Not far behind is Temu, the overseas arm of leading Chinese online retailer Pinduoduo. In February 2023, Temu debuted in the US market through a 10 million yuan (US$1.4m) Super Bowl advertisement. The company soon topped US app download rankings in early April, according to US-based data analysts Sensor Tower. Temu has since launched in Australia, UK, Germany, the Netherlands, Italy, France and Spain.
A report by Zheshang Securities shows that prices on Temu are 53-80 percent cheaper than Shein for the same categories of products, including clothing and accessories.
Many Chinese e-commerce platforms have followed suit in Europe, the US and emerging Southeast Asian and Middle Eastern markets.
Among the 836 cross-border sellers surveyed by Yuguo, 35 percent opened shops on Amazon and 12 percent have stores on TikTok Shop.
“In recent years, new players are attracting customers with new marketing ideas and diverse competition tactics. But low prices remain their most obvious advantage,” Jiang Na, chief marketing officer of global e-commerce platform KJT, told NewsChina.
Emerging platforms like Temu and TikTok Shop are new favorites for Chinese vendors. Though Shein promotes its own product lines, it is expected to open to third-party merchants in the US this year after piloting in Brazil and Mexico.

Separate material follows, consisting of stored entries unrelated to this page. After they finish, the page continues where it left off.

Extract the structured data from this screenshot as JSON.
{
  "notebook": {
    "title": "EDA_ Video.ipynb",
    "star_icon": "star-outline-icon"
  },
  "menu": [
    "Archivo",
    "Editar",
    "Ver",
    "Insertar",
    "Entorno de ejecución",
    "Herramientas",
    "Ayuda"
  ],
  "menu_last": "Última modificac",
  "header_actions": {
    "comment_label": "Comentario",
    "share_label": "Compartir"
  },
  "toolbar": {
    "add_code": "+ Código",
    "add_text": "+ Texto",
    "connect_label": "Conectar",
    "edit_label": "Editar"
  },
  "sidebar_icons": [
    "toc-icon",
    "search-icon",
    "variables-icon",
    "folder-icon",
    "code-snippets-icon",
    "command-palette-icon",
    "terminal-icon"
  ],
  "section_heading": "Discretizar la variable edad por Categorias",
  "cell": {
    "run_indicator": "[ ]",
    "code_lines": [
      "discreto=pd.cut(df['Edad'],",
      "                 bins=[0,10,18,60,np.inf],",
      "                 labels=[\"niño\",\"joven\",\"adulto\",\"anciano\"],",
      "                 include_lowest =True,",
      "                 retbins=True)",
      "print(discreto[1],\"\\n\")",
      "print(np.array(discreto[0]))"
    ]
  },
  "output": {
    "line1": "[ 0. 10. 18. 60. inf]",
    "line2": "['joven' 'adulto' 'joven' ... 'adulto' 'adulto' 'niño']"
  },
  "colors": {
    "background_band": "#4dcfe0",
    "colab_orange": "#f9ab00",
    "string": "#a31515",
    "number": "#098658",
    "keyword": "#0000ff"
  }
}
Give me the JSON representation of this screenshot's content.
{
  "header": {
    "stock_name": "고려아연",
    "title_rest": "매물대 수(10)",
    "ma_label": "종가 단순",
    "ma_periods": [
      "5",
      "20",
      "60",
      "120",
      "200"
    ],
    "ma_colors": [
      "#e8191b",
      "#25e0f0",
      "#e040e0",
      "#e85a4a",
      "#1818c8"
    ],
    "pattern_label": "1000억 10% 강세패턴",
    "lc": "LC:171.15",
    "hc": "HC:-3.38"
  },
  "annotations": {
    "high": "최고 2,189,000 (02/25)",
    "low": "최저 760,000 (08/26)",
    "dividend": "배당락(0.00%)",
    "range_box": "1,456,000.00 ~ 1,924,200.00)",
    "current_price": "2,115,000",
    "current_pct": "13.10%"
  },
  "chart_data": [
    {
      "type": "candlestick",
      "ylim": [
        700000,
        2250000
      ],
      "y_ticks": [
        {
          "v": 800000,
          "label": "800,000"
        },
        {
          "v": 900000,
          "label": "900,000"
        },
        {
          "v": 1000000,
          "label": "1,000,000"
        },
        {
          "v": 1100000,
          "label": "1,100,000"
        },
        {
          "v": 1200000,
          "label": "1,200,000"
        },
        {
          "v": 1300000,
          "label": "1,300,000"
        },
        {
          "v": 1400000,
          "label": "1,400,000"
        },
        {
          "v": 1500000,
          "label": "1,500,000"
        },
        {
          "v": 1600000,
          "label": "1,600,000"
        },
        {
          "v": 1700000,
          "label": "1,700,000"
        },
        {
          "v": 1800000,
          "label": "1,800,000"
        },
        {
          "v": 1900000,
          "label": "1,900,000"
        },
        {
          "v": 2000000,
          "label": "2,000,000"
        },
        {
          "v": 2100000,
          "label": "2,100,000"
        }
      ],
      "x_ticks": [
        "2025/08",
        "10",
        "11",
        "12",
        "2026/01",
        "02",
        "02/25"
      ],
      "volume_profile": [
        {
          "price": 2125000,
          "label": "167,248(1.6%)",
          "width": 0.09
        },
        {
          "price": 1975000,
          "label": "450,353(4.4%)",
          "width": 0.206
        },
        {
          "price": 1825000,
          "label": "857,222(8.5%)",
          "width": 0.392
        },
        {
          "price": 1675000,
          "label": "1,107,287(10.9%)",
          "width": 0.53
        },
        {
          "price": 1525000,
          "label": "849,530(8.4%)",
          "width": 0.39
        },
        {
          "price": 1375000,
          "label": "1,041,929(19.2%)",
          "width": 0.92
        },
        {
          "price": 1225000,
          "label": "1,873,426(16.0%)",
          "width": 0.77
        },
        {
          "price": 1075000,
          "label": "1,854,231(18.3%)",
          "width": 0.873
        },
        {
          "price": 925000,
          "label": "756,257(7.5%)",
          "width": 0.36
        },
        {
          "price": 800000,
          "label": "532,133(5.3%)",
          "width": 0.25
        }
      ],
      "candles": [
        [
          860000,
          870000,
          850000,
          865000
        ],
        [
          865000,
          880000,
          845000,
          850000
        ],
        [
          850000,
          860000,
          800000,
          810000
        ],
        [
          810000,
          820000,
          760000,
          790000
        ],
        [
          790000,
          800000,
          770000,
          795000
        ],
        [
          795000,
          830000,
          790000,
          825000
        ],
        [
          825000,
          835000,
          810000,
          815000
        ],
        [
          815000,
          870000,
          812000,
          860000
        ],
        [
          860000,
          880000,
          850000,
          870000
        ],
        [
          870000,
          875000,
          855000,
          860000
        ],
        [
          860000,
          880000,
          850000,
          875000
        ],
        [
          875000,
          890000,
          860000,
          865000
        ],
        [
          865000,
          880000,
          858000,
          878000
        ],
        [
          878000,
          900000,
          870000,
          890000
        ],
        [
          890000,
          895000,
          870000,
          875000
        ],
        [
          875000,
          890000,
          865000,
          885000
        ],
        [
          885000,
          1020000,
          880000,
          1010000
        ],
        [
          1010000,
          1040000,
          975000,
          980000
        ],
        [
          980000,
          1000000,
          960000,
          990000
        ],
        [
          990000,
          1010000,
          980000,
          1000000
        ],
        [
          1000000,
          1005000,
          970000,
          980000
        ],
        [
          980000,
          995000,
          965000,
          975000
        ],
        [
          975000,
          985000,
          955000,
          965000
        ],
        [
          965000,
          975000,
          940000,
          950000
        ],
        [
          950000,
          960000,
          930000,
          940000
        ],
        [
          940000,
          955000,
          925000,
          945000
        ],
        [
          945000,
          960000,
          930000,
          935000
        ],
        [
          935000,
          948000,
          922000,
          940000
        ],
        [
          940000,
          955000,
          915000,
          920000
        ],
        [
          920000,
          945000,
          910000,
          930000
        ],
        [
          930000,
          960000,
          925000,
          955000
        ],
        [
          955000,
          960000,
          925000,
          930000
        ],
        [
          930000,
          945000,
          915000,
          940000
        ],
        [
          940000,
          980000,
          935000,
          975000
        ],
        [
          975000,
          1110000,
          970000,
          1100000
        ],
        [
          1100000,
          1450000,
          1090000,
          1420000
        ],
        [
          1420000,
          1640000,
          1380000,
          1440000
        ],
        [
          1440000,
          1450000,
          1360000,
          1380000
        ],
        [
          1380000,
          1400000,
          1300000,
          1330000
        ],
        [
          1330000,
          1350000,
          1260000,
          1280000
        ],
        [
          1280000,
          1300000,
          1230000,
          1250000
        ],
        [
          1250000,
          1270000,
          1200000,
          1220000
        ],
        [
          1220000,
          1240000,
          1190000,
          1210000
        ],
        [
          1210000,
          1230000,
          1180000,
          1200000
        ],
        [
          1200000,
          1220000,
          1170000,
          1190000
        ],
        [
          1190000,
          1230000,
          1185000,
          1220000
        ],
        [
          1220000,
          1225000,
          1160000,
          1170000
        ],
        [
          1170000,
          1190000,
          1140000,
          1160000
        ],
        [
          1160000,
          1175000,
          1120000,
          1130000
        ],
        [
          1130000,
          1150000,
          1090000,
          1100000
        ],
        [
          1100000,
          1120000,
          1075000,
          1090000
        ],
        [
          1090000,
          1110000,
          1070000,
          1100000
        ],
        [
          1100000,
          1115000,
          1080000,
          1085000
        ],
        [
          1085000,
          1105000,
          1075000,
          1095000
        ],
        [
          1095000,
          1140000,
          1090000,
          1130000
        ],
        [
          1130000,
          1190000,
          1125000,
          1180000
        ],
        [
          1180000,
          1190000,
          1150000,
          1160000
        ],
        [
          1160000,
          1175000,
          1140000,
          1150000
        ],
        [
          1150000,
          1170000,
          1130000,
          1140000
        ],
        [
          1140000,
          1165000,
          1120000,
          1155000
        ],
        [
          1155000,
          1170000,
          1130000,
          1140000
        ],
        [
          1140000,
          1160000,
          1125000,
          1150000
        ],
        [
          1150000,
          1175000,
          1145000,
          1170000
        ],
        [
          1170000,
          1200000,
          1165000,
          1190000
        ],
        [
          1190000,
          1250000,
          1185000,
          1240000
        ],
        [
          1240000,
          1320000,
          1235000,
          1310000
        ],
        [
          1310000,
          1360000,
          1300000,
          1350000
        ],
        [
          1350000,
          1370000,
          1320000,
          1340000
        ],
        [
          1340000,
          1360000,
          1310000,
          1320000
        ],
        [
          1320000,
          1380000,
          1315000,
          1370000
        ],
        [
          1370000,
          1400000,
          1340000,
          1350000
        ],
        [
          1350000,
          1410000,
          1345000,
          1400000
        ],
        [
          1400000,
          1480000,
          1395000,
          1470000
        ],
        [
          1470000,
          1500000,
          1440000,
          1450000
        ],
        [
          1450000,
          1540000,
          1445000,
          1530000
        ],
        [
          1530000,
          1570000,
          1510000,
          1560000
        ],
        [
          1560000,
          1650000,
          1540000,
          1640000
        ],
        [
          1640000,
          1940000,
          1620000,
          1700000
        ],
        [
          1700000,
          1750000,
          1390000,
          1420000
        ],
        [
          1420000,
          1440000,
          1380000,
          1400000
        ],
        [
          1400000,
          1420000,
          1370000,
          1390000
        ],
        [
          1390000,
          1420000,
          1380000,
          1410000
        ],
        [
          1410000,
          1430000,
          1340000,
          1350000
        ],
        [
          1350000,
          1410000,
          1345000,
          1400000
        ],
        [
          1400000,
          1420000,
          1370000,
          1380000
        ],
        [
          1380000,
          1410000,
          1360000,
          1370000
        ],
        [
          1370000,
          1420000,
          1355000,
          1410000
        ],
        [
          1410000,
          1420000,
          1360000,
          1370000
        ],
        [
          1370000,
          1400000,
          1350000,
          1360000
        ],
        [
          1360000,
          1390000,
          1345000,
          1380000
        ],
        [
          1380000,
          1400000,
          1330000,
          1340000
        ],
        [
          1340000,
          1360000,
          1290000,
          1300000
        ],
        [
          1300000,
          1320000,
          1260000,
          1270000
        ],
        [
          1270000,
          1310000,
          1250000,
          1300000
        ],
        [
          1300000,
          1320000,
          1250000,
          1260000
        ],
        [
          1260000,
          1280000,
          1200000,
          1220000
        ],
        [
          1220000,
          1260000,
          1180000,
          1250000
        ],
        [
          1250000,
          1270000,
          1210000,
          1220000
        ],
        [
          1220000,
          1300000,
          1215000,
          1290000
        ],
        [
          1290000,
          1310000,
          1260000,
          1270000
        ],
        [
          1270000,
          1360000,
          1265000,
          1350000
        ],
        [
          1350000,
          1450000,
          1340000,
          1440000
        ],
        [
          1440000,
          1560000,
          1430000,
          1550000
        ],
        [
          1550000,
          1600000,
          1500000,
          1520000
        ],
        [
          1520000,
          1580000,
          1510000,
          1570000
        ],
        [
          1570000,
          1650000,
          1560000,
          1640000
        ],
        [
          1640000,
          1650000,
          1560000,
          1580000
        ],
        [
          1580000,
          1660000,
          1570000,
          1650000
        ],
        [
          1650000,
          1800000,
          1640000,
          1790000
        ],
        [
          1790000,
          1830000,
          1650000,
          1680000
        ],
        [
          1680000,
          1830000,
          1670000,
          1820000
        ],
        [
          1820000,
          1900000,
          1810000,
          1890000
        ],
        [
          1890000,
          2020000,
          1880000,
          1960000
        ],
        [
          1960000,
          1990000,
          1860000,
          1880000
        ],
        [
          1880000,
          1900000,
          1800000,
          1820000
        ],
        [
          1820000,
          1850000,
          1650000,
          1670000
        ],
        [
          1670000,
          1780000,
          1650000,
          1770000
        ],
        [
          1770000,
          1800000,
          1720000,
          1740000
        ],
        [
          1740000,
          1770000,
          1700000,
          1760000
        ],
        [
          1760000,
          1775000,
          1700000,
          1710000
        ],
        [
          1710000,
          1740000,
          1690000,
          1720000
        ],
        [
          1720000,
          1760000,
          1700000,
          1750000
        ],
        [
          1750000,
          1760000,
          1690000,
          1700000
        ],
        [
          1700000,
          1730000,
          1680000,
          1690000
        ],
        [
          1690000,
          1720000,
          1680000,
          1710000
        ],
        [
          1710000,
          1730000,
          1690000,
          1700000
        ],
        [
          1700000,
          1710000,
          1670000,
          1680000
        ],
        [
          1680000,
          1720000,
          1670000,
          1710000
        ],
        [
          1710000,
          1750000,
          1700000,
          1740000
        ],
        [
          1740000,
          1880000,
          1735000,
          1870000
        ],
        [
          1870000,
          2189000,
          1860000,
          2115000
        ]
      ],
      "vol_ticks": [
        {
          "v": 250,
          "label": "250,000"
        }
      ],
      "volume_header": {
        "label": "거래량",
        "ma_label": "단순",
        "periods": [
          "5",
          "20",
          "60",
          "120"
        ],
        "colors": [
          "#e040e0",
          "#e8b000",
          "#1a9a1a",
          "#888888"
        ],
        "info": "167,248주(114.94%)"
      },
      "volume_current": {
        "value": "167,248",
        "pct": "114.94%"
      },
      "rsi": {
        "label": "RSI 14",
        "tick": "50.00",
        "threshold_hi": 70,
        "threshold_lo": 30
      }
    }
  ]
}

KJT-owned Zaful, a women’s clothing brand with its own website and stores on Alibaba’s AliExpress and Amazon, opened on Temu at the end of 2022. “Now it has eight shops on Temu and gets about 1,500 orders a week, an obvious growth in sales,” Jiang Na said of Zaful, which focuses on the UK and EU markets.

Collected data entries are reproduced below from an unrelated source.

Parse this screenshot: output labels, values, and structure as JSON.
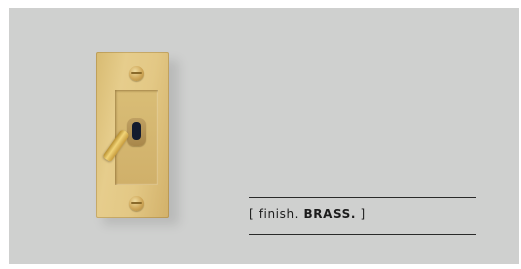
{
  "caption": {
    "open_bracket": "[ finish. ",
    "finish": "BRASS.",
    "close_bracket": " ]"
  },
  "colors": {
    "background": "#cfd0cf",
    "brass": "#e3c885",
    "rule": "#2a2a2a"
  }
}
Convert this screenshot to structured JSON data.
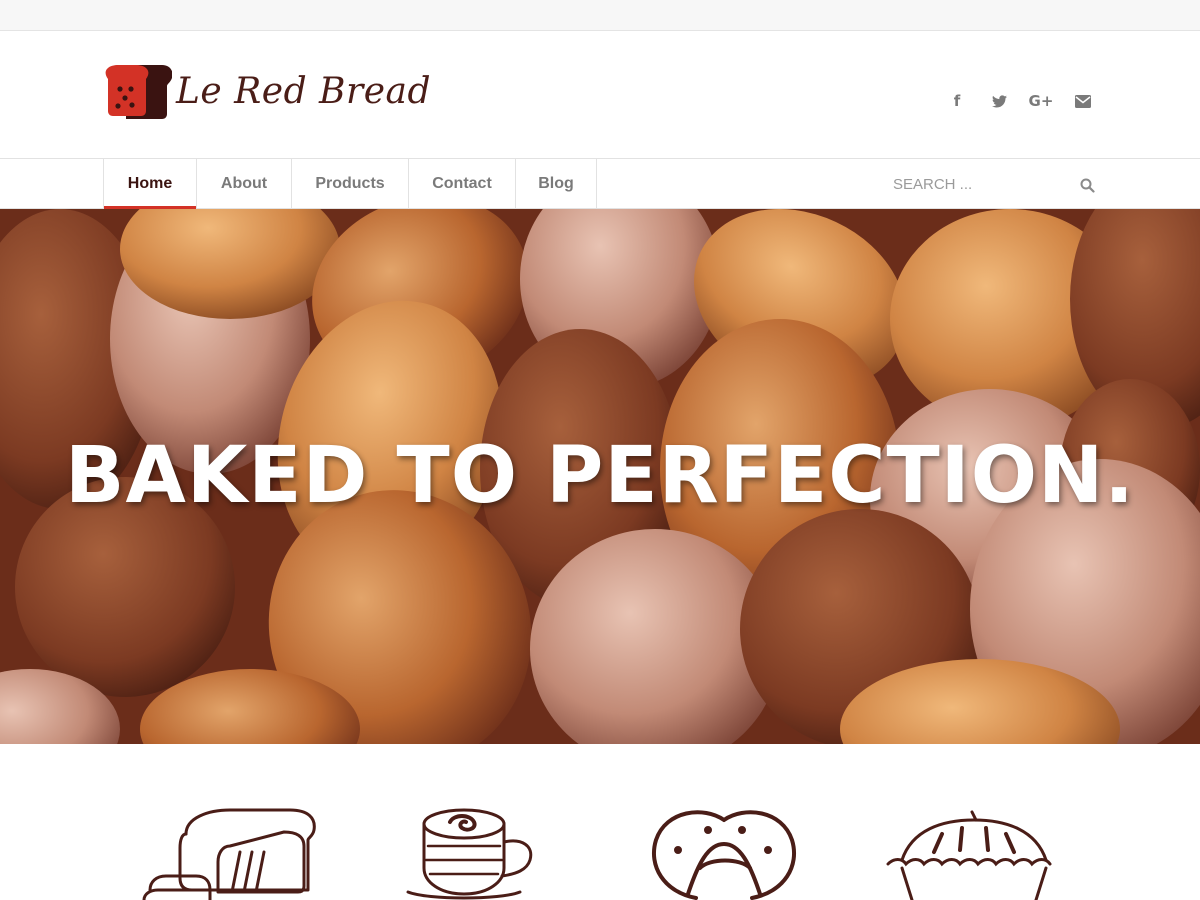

Booster, once catering to Amazon wholesalers, now sells directly to international customers on platforms like AliExpress, Shopee and local Latin American e-commerce sites. Li Daqian said he plans to expand into interest-based e-commerce (selling by engaging with entertaining videos and streaming like TikTok) and invest in TikTok Shop’s Southeast Asian platforms.

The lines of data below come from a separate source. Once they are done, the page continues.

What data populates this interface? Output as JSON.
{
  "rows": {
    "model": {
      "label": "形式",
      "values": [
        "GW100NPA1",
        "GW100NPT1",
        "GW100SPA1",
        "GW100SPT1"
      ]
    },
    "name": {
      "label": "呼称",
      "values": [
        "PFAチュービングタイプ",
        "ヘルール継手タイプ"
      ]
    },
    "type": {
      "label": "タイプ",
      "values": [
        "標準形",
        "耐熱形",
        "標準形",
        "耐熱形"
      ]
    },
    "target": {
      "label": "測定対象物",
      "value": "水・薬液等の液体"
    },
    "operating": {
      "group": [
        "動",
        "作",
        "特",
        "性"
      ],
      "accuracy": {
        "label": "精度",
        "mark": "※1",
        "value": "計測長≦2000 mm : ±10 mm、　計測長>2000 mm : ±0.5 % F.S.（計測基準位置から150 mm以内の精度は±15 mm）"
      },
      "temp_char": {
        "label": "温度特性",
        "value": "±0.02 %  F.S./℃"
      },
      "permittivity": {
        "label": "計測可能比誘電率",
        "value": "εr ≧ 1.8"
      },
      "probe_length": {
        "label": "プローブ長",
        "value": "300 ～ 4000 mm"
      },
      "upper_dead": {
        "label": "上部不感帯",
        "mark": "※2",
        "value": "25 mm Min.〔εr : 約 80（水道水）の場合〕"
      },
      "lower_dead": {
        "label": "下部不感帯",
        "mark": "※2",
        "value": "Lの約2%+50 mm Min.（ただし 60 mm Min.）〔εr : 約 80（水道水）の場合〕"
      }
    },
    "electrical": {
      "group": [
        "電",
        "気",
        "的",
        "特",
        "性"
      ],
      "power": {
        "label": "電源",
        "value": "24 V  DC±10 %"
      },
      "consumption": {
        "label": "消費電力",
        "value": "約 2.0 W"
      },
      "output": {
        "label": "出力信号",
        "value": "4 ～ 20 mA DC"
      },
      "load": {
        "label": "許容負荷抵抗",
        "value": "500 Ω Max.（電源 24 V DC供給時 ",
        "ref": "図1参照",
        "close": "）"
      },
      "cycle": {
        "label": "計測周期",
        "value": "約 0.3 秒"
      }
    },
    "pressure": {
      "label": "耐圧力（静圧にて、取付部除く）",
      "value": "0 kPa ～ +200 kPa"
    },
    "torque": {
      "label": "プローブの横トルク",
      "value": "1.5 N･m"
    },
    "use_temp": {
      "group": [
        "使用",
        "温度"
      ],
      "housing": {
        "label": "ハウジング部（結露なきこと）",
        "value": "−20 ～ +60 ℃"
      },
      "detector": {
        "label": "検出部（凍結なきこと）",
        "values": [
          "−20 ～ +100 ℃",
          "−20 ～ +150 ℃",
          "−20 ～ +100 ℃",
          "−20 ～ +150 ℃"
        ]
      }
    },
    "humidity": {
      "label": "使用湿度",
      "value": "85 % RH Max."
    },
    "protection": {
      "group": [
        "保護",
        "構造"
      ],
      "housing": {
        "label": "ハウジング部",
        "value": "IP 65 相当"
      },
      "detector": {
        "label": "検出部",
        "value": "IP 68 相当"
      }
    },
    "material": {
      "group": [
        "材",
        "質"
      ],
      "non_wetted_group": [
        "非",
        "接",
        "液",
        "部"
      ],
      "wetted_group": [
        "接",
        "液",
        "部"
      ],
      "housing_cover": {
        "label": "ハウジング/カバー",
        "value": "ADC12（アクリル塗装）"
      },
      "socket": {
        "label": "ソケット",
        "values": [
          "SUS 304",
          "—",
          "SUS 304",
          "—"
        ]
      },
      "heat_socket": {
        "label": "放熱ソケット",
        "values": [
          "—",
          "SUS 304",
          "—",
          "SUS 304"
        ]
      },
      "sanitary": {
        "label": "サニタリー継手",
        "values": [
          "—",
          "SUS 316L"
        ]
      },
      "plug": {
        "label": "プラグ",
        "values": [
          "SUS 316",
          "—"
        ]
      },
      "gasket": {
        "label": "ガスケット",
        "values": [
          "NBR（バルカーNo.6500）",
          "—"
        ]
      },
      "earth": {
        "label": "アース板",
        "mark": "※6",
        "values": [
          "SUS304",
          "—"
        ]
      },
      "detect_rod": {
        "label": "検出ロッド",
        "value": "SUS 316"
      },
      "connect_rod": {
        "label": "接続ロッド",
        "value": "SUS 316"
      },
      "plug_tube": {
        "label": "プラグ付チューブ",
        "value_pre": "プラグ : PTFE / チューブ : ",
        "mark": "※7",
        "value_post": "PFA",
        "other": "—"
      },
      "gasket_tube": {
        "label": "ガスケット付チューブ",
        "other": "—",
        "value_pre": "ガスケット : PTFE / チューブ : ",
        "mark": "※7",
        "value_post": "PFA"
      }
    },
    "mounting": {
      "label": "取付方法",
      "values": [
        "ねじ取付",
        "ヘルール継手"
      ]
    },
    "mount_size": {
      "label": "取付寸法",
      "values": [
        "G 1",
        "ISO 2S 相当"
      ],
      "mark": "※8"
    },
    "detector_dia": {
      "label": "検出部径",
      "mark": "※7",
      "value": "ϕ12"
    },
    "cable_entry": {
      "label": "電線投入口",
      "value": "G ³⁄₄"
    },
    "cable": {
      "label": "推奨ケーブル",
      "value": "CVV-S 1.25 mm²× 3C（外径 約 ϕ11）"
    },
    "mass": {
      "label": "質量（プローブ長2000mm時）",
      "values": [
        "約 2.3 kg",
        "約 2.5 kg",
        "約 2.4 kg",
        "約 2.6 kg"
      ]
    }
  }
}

In 2022, TikTok Shop’s cross-border e-commerce covered six markets, such as the UK and Southeast Asia, with a GMV (gross merchandise value) of US$4.4 billion in the latter region – over four times the previous year’s total.
Platforms like Temu, which offers everyday items at very low prices, may draw Amazon customers seeking better deals, but may sell their own brands at higher prices in the future, Jiang Na said.
Although Chinese e-commerce platforms lag behind Amazon, their impact is growing, says Wu Yihui, founder of Egainnews, an e-commerce services provider for cross-border sellers.
Long-term shifts in market share could occur if Chinese sellers, who made up 26 percent of Amazon’s GMV in 2022, migrate to platforms like Temu, Wu said.
Yuguo’s report suggests sellers are hoping to secure early positions in new platforms like Temu, expecting Pinduoduo’s domestic success to be replicated abroad. Wang Jian, a professor at Beijing-based University of International Business and Economics, noted at Yuguo’s annual summit in February that despite ongoing demand-supply turbulence across the world, diverse platforms offer chances for Chinese SMEs to enter the global market.